Even so, what most people don't know, Maris said, is that the federal government plays a key role in childhood cancer care and research. The National Cancer Institute, which is part of the NIH, runs a large proportion of clinical trials, which he fears may suffer during a prolonged shutdown.
"It's not going to have an impact today or tomorrow, but it's going to have major impacts down the road," Maris said, adding that he already knows of people who aren't able to submit grants for research until the shutdown ends. "It's an especially acute problem for children who have relapsed or refractory disease because they really need access to more innovative treatment."
Dr. Alan Wayne, who worked as the clinical director of pediatric oncology at the NIH until July, said NIH lab research has been halted as well.
"We've been told not to submit proposals for new work from here," Wayne said from Children's Hospital Los Angeles, where he is now the director if its cancer center. "If trials are slower to come on board and progress is made more slowly, that's going to have an impact down the line."

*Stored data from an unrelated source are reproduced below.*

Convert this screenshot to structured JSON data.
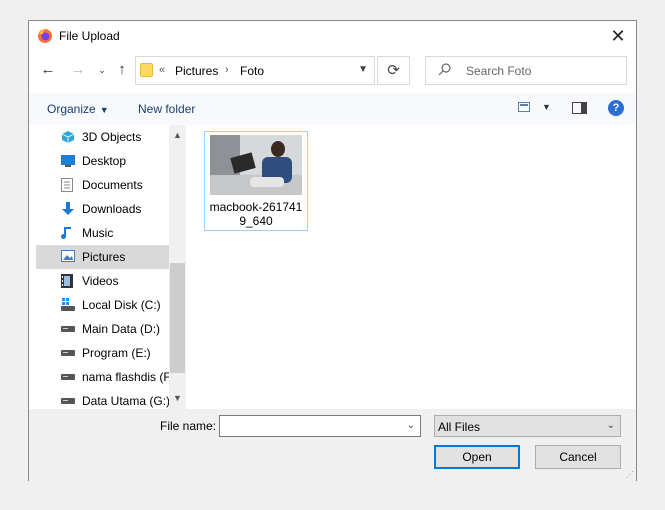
{
  "window": {
    "title": "File Upload"
  },
  "address": {
    "overflow": "«",
    "crumbs": [
      "Pictures",
      "Foto"
    ],
    "separator": "›"
  },
  "search": {
    "placeholder": "Search Foto"
  },
  "toolbar": {
    "organize_label": "Organize",
    "new_folder_label": "New folder"
  },
  "nav": {
    "items": [
      {
        "label": "3D Objects",
        "icon": "3d-objects-icon",
        "color": "#2fa8d8"
      },
      {
        "label": "Desktop",
        "icon": "desktop-icon",
        "color": "#1e7fd6"
      },
      {
        "label": "Documents",
        "icon": "documents-icon",
        "color": "#8a8a8a"
      },
      {
        "label": "Downloads",
        "icon": "downloads-icon",
        "color": "#1e78d6"
      },
      {
        "label": "Music",
        "icon": "music-icon",
        "color": "#1e78d6"
      },
      {
        "label": "Pictures",
        "icon": "pictures-icon",
        "color": "#3f7fbf",
        "selected": true
      },
      {
        "label": "Videos",
        "icon": "videos-icon",
        "color": "#333333"
      },
      {
        "label": "Local Disk (C:)",
        "icon": "system-drive-icon",
        "color": "#555555"
      },
      {
        "label": "Main Data (D:)",
        "icon": "drive-icon",
        "color": "#555555"
      },
      {
        "label": "Program (E:)",
        "icon": "drive-icon",
        "color": "#555555"
      },
      {
        "label": "nama flashdis (F",
        "icon": "drive-icon",
        "color": "#555555"
      },
      {
        "label": "Data Utama (G:)",
        "icon": "drive-icon",
        "color": "#555555"
      }
    ]
  },
  "files": [
    {
      "name": "macbook-2617419_640",
      "type": "image"
    }
  ],
  "bottom": {
    "file_name_label": "File name:",
    "file_name_value": "",
    "filter_value": "All Files",
    "open_label": "Open",
    "cancel_label": "Cancel"
  },
  "colors": {
    "accent": "#0078d7",
    "selection": "#d9d9d9",
    "tile_border": "#99d1ff"
  }
}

He said his lab research at the NIH, which involves studying cell samples from cancer patients to understand why they aren't responding to certain treatments, has been put on hold. His partners have been furloughed and the experiment has been abandoned until the shutdown is over, he said. If the shutdown lasts long enough, those cells could die, forcing him to start the experiments over.
Wayne said it's clear that the shutdown's delays will become substantial the longer it lasts, and it will hurt patients in the long run.
"It's not a hypothetical. These are very real individuals," Wayne said. "Each one of them deserves our maximum effort and speed to develop therapies to help them."